In Fable you have only thing that has a real effect on the game: fame/infamy and all that kind of thing. You are either good and thus everyone loves you, evil and so everyone fears you or neutral and no one cares about you.
I vaguely remember there being a fame rating.
In Fallout however you could be totally good, stacked up to here *points with a 10 ft barge pole* with good Karma (I.E You have done good deeds and word has gotten around) and yet be totally hated in one town because each town has its own independent "I do/dont like you" rating.
In Age of Wonders (TBS) you had a relationship number with members of other species that went up or down depending on your alignment and what you did to them. If you burn their towns and kill their people they naturally would not like you. If you were evil and they were pure good then they would hate you from the word "Go".
In The Elder Scrolls (I.E Morrowind, Oblivion) if you joined a faction your faction members would like you more while faction enemies would dislike you more.
In Dink Smallwood an old woman implies that she burnt your house with your mother inside because you killed her pet duck.

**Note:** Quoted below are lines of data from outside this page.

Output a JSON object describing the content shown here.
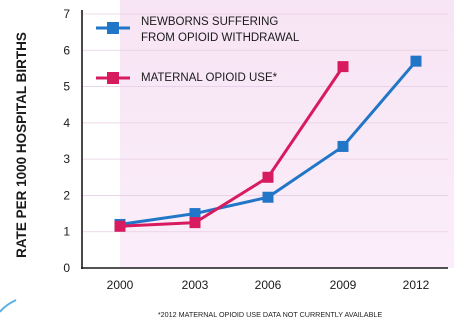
{
  "chart_data": {
    "type": "line",
    "ylabel": "RATE PER 1000 HOSPITAL BIRTHS",
    "xlabel": "",
    "ylim": [
      0,
      7
    ],
    "yticks": [
      0,
      1,
      2,
      3,
      4,
      5,
      6,
      7
    ],
    "xticks": [
      "2000",
      "2003",
      "2006",
      "2009",
      "2012"
    ],
    "shaded_region_from_x": 2000,
    "legend_position": "top",
    "footnote": "*2012 MATERNAL OPIOID USE DATA NOT CURRENTLY AVAILABLE",
    "series": [
      {
        "name": "NEWBORNS SUFFERING FROM OPIOID WITHDRAWAL",
        "name_lines": [
          "NEWBORNS SUFFERING",
          "FROM OPIOID WITHDRAWAL"
        ],
        "color": "#2176c7",
        "x": [
          2000,
          2003,
          2006,
          2009,
          2012
        ],
        "values": [
          1.2,
          1.5,
          1.95,
          3.35,
          5.7
        ]
      },
      {
        "name": "MATERNAL OPIOID USE*",
        "name_lines": [
          "MATERNAL OPIOID USE*"
        ],
        "color": "#d81b5f",
        "x": [
          2000,
          2003,
          2006,
          2009
        ],
        "values": [
          1.15,
          1.25,
          2.5,
          5.55
        ]
      }
    ]
  }
}
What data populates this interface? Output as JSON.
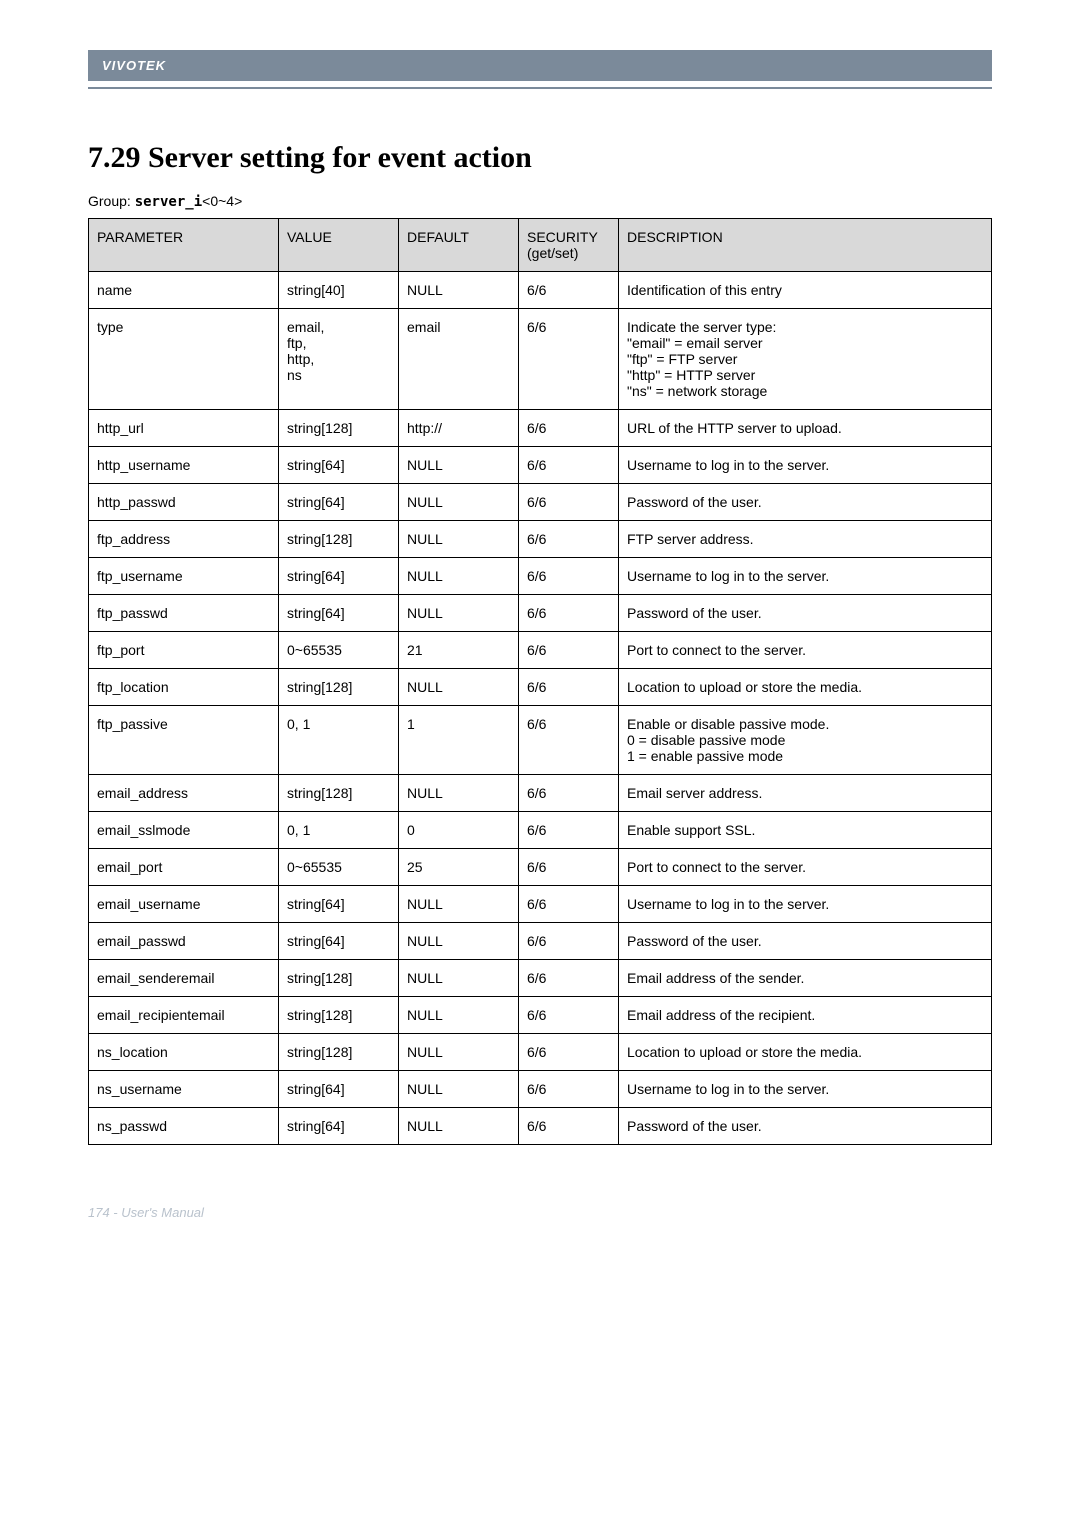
{
  "header": {
    "brand": "VIVOTEK"
  },
  "section": {
    "title": "7.29 Server setting for event action",
    "group_prefix": "Group: ",
    "group_name": "server_i",
    "group_suffix": "<0~4>"
  },
  "table": {
    "columns": [
      "PARAMETER",
      "VALUE",
      "DEFAULT",
      "SECURITY (get/set)",
      "DESCRIPTION"
    ],
    "header_bg": "#d9d9d9",
    "border_color": "#000000",
    "rows": [
      {
        "param": "name",
        "value": "string[40]",
        "default": "NULL",
        "security": "6/6",
        "desc": [
          "Identification of this entry"
        ]
      },
      {
        "param": "type",
        "value": "email,\nftp,\nhttp,\nns",
        "default": "email",
        "security": "6/6",
        "desc": [
          "Indicate the server type:",
          "\"email\" = email server",
          "\"ftp\" = FTP server",
          "\"http\" = HTTP server",
          "\"ns\" = network storage"
        ]
      },
      {
        "param": "http_url",
        "value": "string[128]",
        "default": "http://",
        "security": "6/6",
        "desc": [
          "URL of the HTTP server to upload."
        ]
      },
      {
        "param": "http_username",
        "value": "string[64]",
        "default": "NULL",
        "security": "6/6",
        "desc": [
          "Username to log in to the server."
        ]
      },
      {
        "param": "http_passwd",
        "value": "string[64]",
        "default": "NULL",
        "security": "6/6",
        "desc": [
          "Password of the user."
        ]
      },
      {
        "param": "ftp_address",
        "value": "string[128]",
        "default": "NULL",
        "security": "6/6",
        "desc": [
          "FTP server address."
        ]
      },
      {
        "param": "ftp_username",
        "value": "string[64]",
        "default": "NULL",
        "security": "6/6",
        "desc": [
          "Username to log in to the server."
        ]
      },
      {
        "param": "ftp_passwd",
        "value": "string[64]",
        "default": "NULL",
        "security": "6/6",
        "desc": [
          "Password of the user."
        ]
      },
      {
        "param": "ftp_port",
        "value": "0~65535",
        "default": "21",
        "security": "6/6",
        "desc": [
          "Port to connect to the server."
        ]
      },
      {
        "param": "ftp_location",
        "value": "string[128]",
        "default": "NULL",
        "security": "6/6",
        "desc": [
          "Location to upload or store the media."
        ]
      },
      {
        "param": "ftp_passive",
        "value": "0, 1",
        "default": "1",
        "security": "6/6",
        "desc": [
          "Enable or disable passive mode.",
          "0 = disable passive mode",
          "1 = enable passive mode"
        ]
      },
      {
        "param": "email_address",
        "value": "string[128]",
        "default": "NULL",
        "security": "6/6",
        "desc": [
          "Email server address."
        ]
      },
      {
        "param": "email_sslmode",
        "value": "0, 1",
        "default": "0",
        "security": "6/6",
        "desc": [
          "Enable support SSL."
        ]
      },
      {
        "param": "email_port",
        "value": "0~65535",
        "default": "25",
        "security": "6/6",
        "desc": [
          "Port to connect to the server."
        ]
      },
      {
        "param": "email_username",
        "value": "string[64]",
        "default": "NULL",
        "security": "6/6",
        "desc": [
          "Username to log in to the server."
        ]
      },
      {
        "param": "email_passwd",
        "value": "string[64]",
        "default": "NULL",
        "security": "6/6",
        "desc": [
          "Password of the user."
        ]
      },
      {
        "param": "email_senderemail",
        "value": "string[128]",
        "default": "NULL",
        "security": "6/6",
        "desc": [
          "Email address of the sender."
        ]
      },
      {
        "param": "email_recipientemail",
        "value": "string[128]",
        "default": "NULL",
        "security": "6/6",
        "desc": [
          "Email address of the recipient."
        ]
      },
      {
        "param": "ns_location",
        "value": "string[128]",
        "default": "NULL",
        "security": "6/6",
        "desc": [
          "Location to upload or store the media."
        ]
      },
      {
        "param": "ns_username",
        "value": "string[64]",
        "default": "NULL",
        "security": "6/6",
        "desc": [
          "Username to log in to the server."
        ]
      },
      {
        "param": "ns_passwd",
        "value": "string[64]",
        "default": "NULL",
        "security": "6/6",
        "desc": [
          "Password of the user."
        ]
      }
    ]
  },
  "footer": {
    "text": "174 - User's Manual"
  }
}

I reckon that all of these systems (With the possible exception of Fable because we don't want our people growing horns/halos) would be pretty good when mixed together. It covers cause-and-effect ("I'll never join you. You killed my father!"), Racial tension ("Oh great. Hippies" vs "Oh great, midgets") and keeping the whole heroic fame thing under control. (I.E You don't kill a minotaur for a small mountain village that no one has heard of and then become a hero everywhere you go. You might also be able to massacre an entire village and kind of get away with it.)